As I groggily walked out of my dorm and into the crisp Fall air this morning it became readily apparent that Winter was indeed on its way. It is that extra little bite to the air that wasn’t present a few days ago. Midterms have come and gone uneventfully which in my mind is a good thing. I did find out a rather crazy fact about tests for undergraduates here at KAIST though… apparently, most tests give you as much time as you want. Sounds good, right? Well… sort of? Turns out that unlimited time starts at 7PM so its a battle between staying awake and finishing the test. I’ve walked through the Computer Science building here and twice now have seen some lingering students still working on their test at 7:30-8:00AM. Its moments like those that make me glad I’m through the brunt of my coursework for my life. Don’t get me wrong, I love learning and obviously wouldn’t have come to grad school if I didn’t. It just the darn tests…
I realize it has been a while since I’ve posted anything and mostly that is because I haven’t had much to talk about other than my research which is on my brain 24⁄7. So, writing about it is pretty much the last thing I want to do. As you may have noticed, the site has changed pretty drastically, which is due to switching web-hosts and needing to put things back together from scratch. Luckily I happened upon a pretty awesome static website generator called Hugo which also just so happens to support Github Pages which means no more paying for a web host. Oh and Github Pages supports custom domains for free so I could keep the same domain! (obviously, you have to supply your own domain but that’s like $12 a year).
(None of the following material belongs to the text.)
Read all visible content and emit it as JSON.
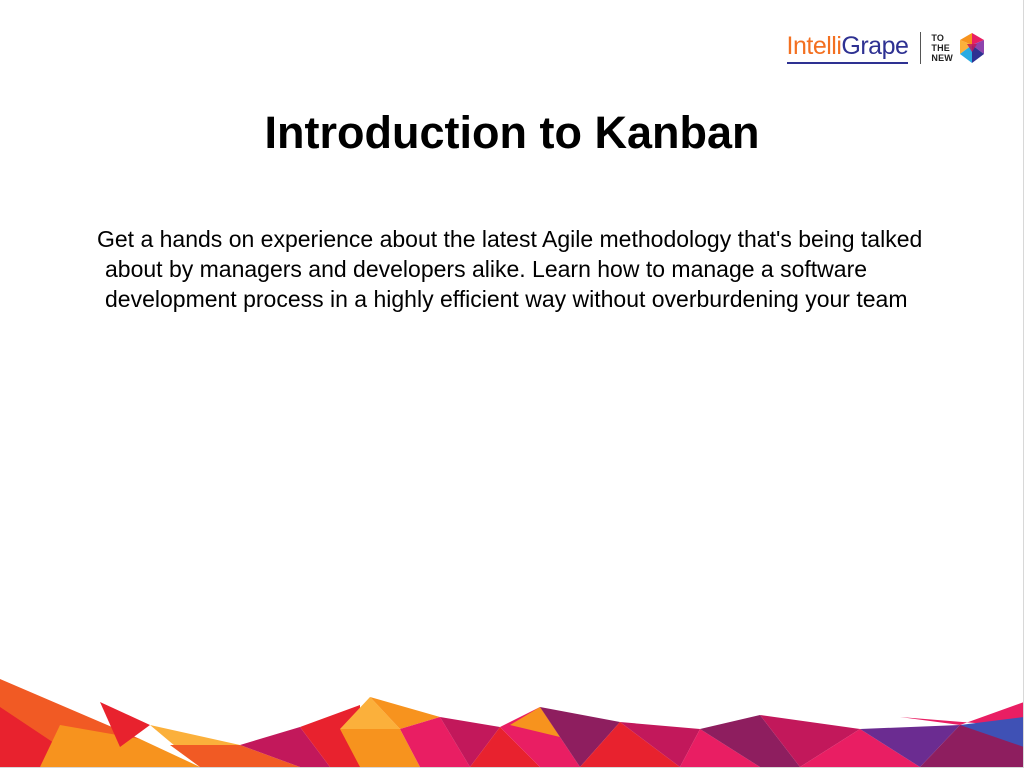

On a totally different note, I have sort of a fun project planned for my Information Security class that I’m sure some of you might find interesting. So, the accelerometers on mobile phones these days are actually getting pretty accurate and luckily for me (and this project), are not considered to produce private data. That is, accessing accelerometer data doesn’t require a privilege request. Since no request is necessary, it seemed to lend itself well as a data source for a side channel attack or SCA. An SCA, put very simplistically, is an attack that works by using unsecured data and trying to determine something about a secure system that is producing it. In this case what I’m aiming to recover is press locations on the screen in real time. While this may not sound like much, it could essentially allow for background keylogging that “technically” doesn’t break any rules and doesn’t require escalated privileges. Training a machine learning model to classify accelerometer readings into screen press locations takes a lot of data though and that is where the second part of my project comes in. Simply mask the data collection required to train the model for each individual phone as a game. Basically… make a knockoff osu!
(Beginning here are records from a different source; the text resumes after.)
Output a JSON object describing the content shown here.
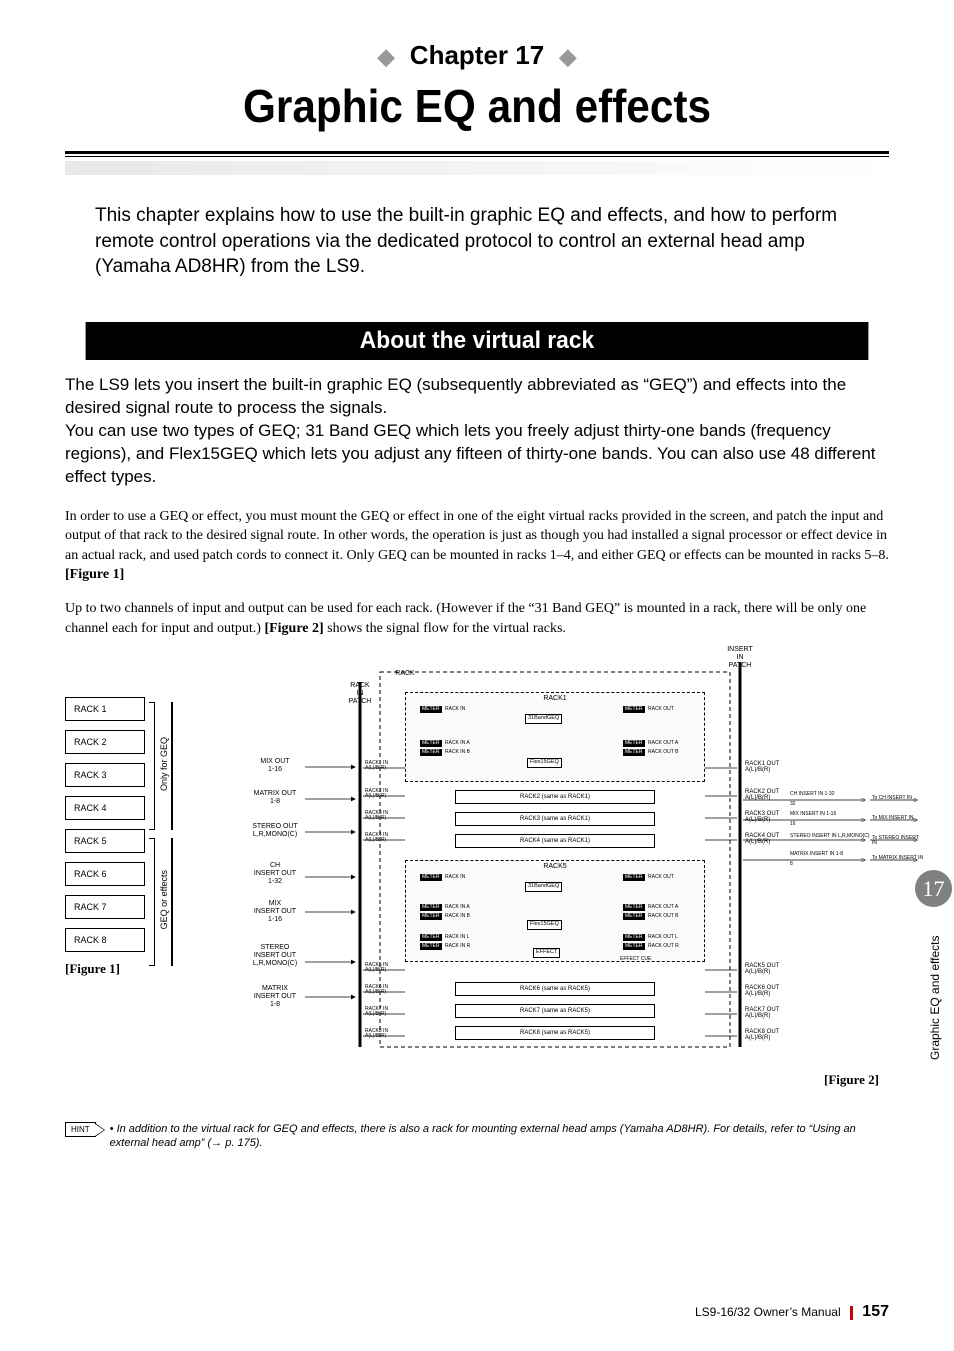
{
  "chapter": {
    "prefix": "Chapter 17"
  },
  "title": "Graphic EQ and effects",
  "intro": "This chapter explains how to use the built-in graphic EQ and effects, and how to perform remote control operations via the dedicated protocol to control an external head amp (Yamaha AD8HR) from the LS9.",
  "section_title": "About the virtual rack",
  "para1": "The LS9 lets you insert the built-in graphic EQ (subsequently abbreviated as “GEQ”) and effects into the desired signal route to process the signals.\nYou can use two types of GEQ; 31 Band GEQ which lets you freely adjust thirty-one bands (frequency regions), and Flex15GEQ which lets you adjust any fifteen of thirty-one bands. You can also use 48 different effect types.",
  "para2_a": "In order to use a GEQ or effect, you must mount the GEQ or effect in one of the eight virtual racks provided in the screen, and patch the input and output of that rack to the desired signal route. In other words, the operation is just as though you had installed a signal processor or effect device in an actual rack, and used patch cords to connect it. Only GEQ can be mounted in racks 1–4, and either GEQ or effects can be mounted in racks 5–8. ",
  "para2_ref": "[Figure 1]",
  "para3_a": "Up to two channels of input and output can be used for each rack. (However if the “31 Band GEQ” is mounted in a rack, there will be only one channel each for input and output.) ",
  "para3_ref": "[Figure 2]",
  "para3_b": " shows the signal flow for the virtual racks.",
  "figure1": {
    "caption": "[Figure 1]",
    "racks": [
      "RACK 1",
      "RACK 2",
      "RACK 3",
      "RACK 4",
      "RACK 5",
      "RACK 6",
      "RACK 7",
      "RACK 8"
    ],
    "label_top": "Only for GEQ",
    "label_bottom": "GEQ or effects"
  },
  "figure2": {
    "caption": "[Figure 2]",
    "inputs": [
      "MIX OUT\n1-16",
      "MATRIX OUT\n1-8",
      "STEREO OUT\nL,R,MONO(C)",
      "CH\nINSERT OUT\n1-32",
      "MIX\nINSERT OUT\n1-16",
      "STEREO\nINSERT OUT\nL,R,MONO(C)",
      "MATRIX\nINSERT OUT\n1-8"
    ],
    "rack_in_patch": "RACK\nIN\nPATCH",
    "insert_in_patch": "INSERT\nIN\nPATCH",
    "rack_label": "RACK",
    "rack1_title": "RACK1",
    "rack5_title": "RACK5",
    "proc_31": "31BandGEQ",
    "proc_flex": "Flex15GEQ",
    "proc_effect": "EFFECT",
    "effect_cue": "EFFECT CUE",
    "meter": "METER",
    "io_labels": {
      "rack_in": "RACK IN",
      "rack_out": "RACK OUT",
      "rack_in_a": "RACK IN A",
      "rack_in_b": "RACK IN B",
      "rack_out_a": "RACK OUT A",
      "rack_out_b": "RACK OUT B",
      "rack_in_l": "RACK IN L",
      "rack_in_r": "RACK IN R",
      "rack_out_l": "RACK OUT L",
      "rack_out_r": "RACK OUT R"
    },
    "rack_same_1": [
      "RACK2 (same as RACK1)",
      "RACK3 (same as RACK1)",
      "RACK4 (same as RACK1)"
    ],
    "rack_same_5": [
      "RACK6 (same as RACK5)",
      "RACK7 (same as RACK5)",
      "RACK8 (same as RACK5)"
    ],
    "rack_io_left": [
      "RACK1 IN\nA(L)/B(R)",
      "RACK2 IN\nA(L)/B(R)",
      "RACK3 IN\nA(L)/B(R)",
      "RACK4 IN\nA(L)/B(R)",
      "RACK5 IN\nA(L)/B(R)",
      "RACK6 IN\nA(L)/B(R)",
      "RACK7 IN\nA(L)/B(R)",
      "RACK8 IN\nA(L)/B(R)"
    ],
    "rack_io_right": [
      "RACK1 OUT\nA(L)/B(R)",
      "RACK2 OUT\nA(L)/B(R)",
      "RACK3 OUT\nA(L)/B(R)",
      "RACK4 OUT\nA(L)/B(R)",
      "RACK5 OUT\nA(L)/B(R)",
      "RACK6 OUT\nA(L)/B(R)",
      "RACK7 OUT\nA(L)/B(R)",
      "RACK8 OUT\nA(L)/B(R)"
    ],
    "dest": [
      {
        "label": "CH INSERT IN 1-32",
        "to": "To CH INSERT IN",
        "n": "32"
      },
      {
        "label": "MIX INSERT IN 1-16",
        "to": "To MIX INSERT IN",
        "n": "16"
      },
      {
        "label": "STEREO INSERT IN L,R,MONO(C)",
        "to": "To STEREO INSERT IN",
        "n": ""
      },
      {
        "label": "MATRIX INSERT IN 1-8",
        "to": "To MATRIX INSERT IN",
        "n": "8"
      }
    ]
  },
  "hint": {
    "label": "HINT",
    "text": "• In addition to the virtual rack for GEQ and effects, there is also a rack for mounting external head amps (Yamaha AD8HR). For details, refer to “Using an external head amp” (→ p. 175)."
  },
  "side": {
    "num": "17",
    "text": "Graphic EQ and effects"
  },
  "footer": {
    "manual": "LS9-16/32  Owner’s Manual",
    "page": "157"
  }
}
osu! is a freeware rhythm game developed by Dean “peppy” Herbert, originally for Microsoft Windows. It is written in C# on the .NET Framework. The game has also been ported to OS X, iOS, Android, and Windows Phone.
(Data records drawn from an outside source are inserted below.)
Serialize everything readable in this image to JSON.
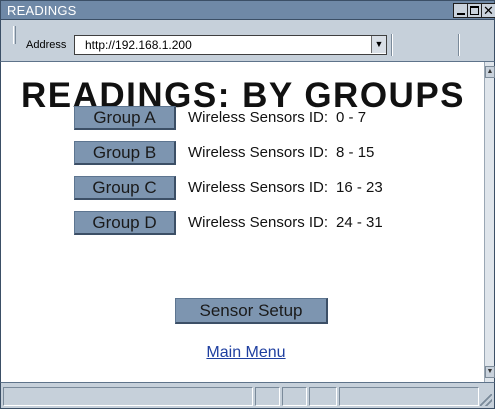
{
  "window": {
    "title": "READINGS",
    "controls": {
      "minimize_icon": "minimize-icon",
      "maximize_icon": "maximize-icon",
      "close_glyph": "✕",
      "close_icon": "close-icon"
    }
  },
  "addressbar": {
    "label": "Address",
    "url": "http://192.168.1.200",
    "dropdown_glyph": "▼",
    "dropdown_icon": "chevron-down-icon"
  },
  "page": {
    "title": "READINGS: BY GROUPS",
    "groups": [
      {
        "label": "Group A",
        "description": "Wireless Sensors ID:",
        "range": "0 - 7"
      },
      {
        "label": "Group B",
        "description": "Wireless Sensors ID:",
        "range": "8 - 15"
      },
      {
        "label": "Group C",
        "description": "Wireless Sensors ID:",
        "range": "16 - 23"
      },
      {
        "label": "Group D",
        "description": "Wireless Sensors ID:",
        "range": "24 - 31"
      }
    ],
    "setup_button": "Sensor Setup",
    "main_menu_link": "Main Menu"
  },
  "scrollbar": {
    "up_glyph": "▲",
    "down_glyph": "▼"
  },
  "colors": {
    "titlebar": "#6f89a7",
    "chrome": "#c6d0da",
    "button": "#7d95b0",
    "link": "#1f3fa0"
  }
}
Since the app knows where a user is pressing and can record accelerometer information at the same time, data is collected unknowingly and efficiently. After “enough” data has been collected it can be sent off to be trained on. Once trained, the weights are then sent back to the app on the phone and keylogging can commence. What I’m aiming to show through this project is that accelerometer data should probably be hidden behind privilege escalations and not just available for any background service to use freely as classification techniques are getting advanced enough to infer knowledge that was previously not possible.